La dirigente germana era plenamente consciente de que se había despojado de un gobernante aliado del máximo rival de la UE y que, durante los últimos años, bloqueó sistemáticamente decisiones trascendentales del bloque: concretamente, 21 de los 48 vetos. En lo que respecta a la guerra de Ucrania, Budapest ha bloqueado todas las resoluciones conjuntas y trató de sabotear la renovación de las sanciones a Moscú por su invasión y el préstamo de 90.000 millones de euros para ayudar Kiev.

Pero el éxtasis de las elecciones no debería nublar la vista de Bruselas ni de los húngaros. Porque el legado que ha dejado Orbán es un sistema corrupto que durante más de una década ha beneficiado al entorno directo y familiar del propio primer ministro ultranacionalista. Y que fue diseñado, precisamente, para que los tentáculos de su partido, el Fidesz, se perpetúen en las instituciones públicas.

En los medios, la organización Reporteros sin Fronteras denunció que el exmandatario húngaro ha comprado los medios de comunicación a través de una red de “oligarcas” vinculados al gobierno para construir “un verdadero imperio mediático sometido a las órdenes de su partido”. El partido de Orbán controla aproximadamente el 80% de los recursos del mercado mediático húngaro. Incluso el propio sistema electoral que este domingo acabó con su gobierno estaba diseñado para perpetuarle en el poder.

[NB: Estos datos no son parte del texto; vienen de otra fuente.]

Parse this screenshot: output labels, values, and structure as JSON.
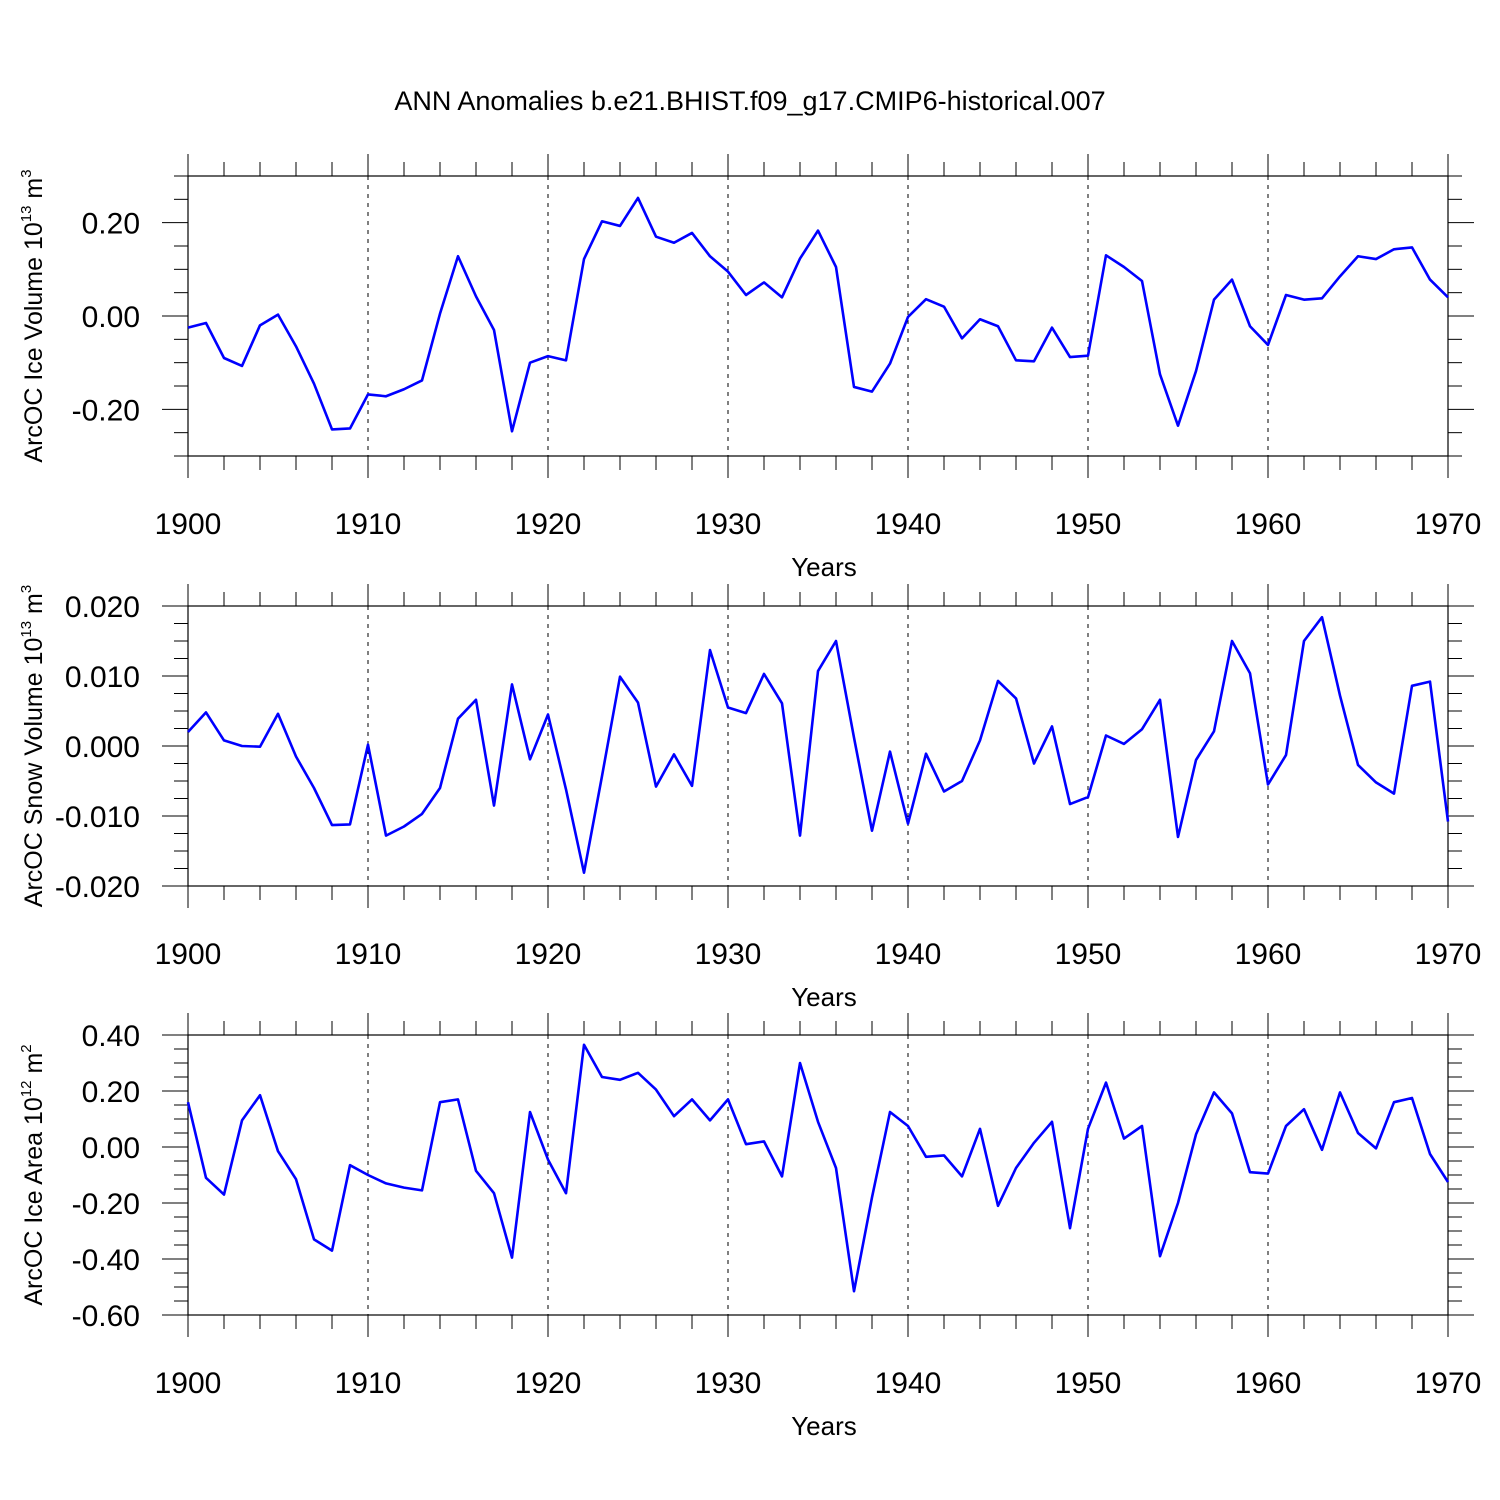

La zanahoria para conseguir todos los “superhitos”

No está claro cuál es el plan de Magyar, un candidato que, no hay que olvidar, viene del orbanismo. Pero la UE ya le pone la zanahoria para comenzar a hacer cambios: 17 millones de euros en fondos europeos que Bruselas creó en la pandemia del covid y que congeló a Budapest por su deriva antidemocrática.

El asesor político de Viktor Orbán, Balász Orbán, analiza la estrategia en el Parlamento Europeo.

Las primeras promesas de la campaña de Magyar ya fueron encaminadas a lograr los objetivos que condicionan el desbloqueo de esos fondos. La UE los llama “superhitos” y tienen que ver con la libertad de contratación pública, la independencia judicial y la libertad académica, entre otros. El informe de 2025 elaborado por organizaciones de la sociedad civil húngara indicó que una de las condiciones sigue pendiente, mientras que nueve todavía se consideran cumplidas parcialmente.

La Comisión Europea ha insistido en que no liberará ningún fondo hasta que Hungría cumpla con estas reformas. En una comparecencia este lunes, Magyar afirmó que “restaurará el estado de derecho y los controles y equilibrios” y sugirió limitar los mandatos a dos consecutivos, como ya hacen países como EEUU.

Pero el tiempo corre en su contra. Porque si quiere desbloquear el primer fondo, de 10.000 millones de euros asignados a Hungría en el marco de los Next Generation, deberá implementar esos cambios antes del 31 de agosto, que es cuando caducan. Hungría tiene un poco más de margen, hasta después de 2028, para solicitar los 7.000 millones de euros congelados restantes, cuyo desembolso depende de pagos independientes de la Unión Europea dirigidos a las regiones más pobres y regulados bajo criterios distintos.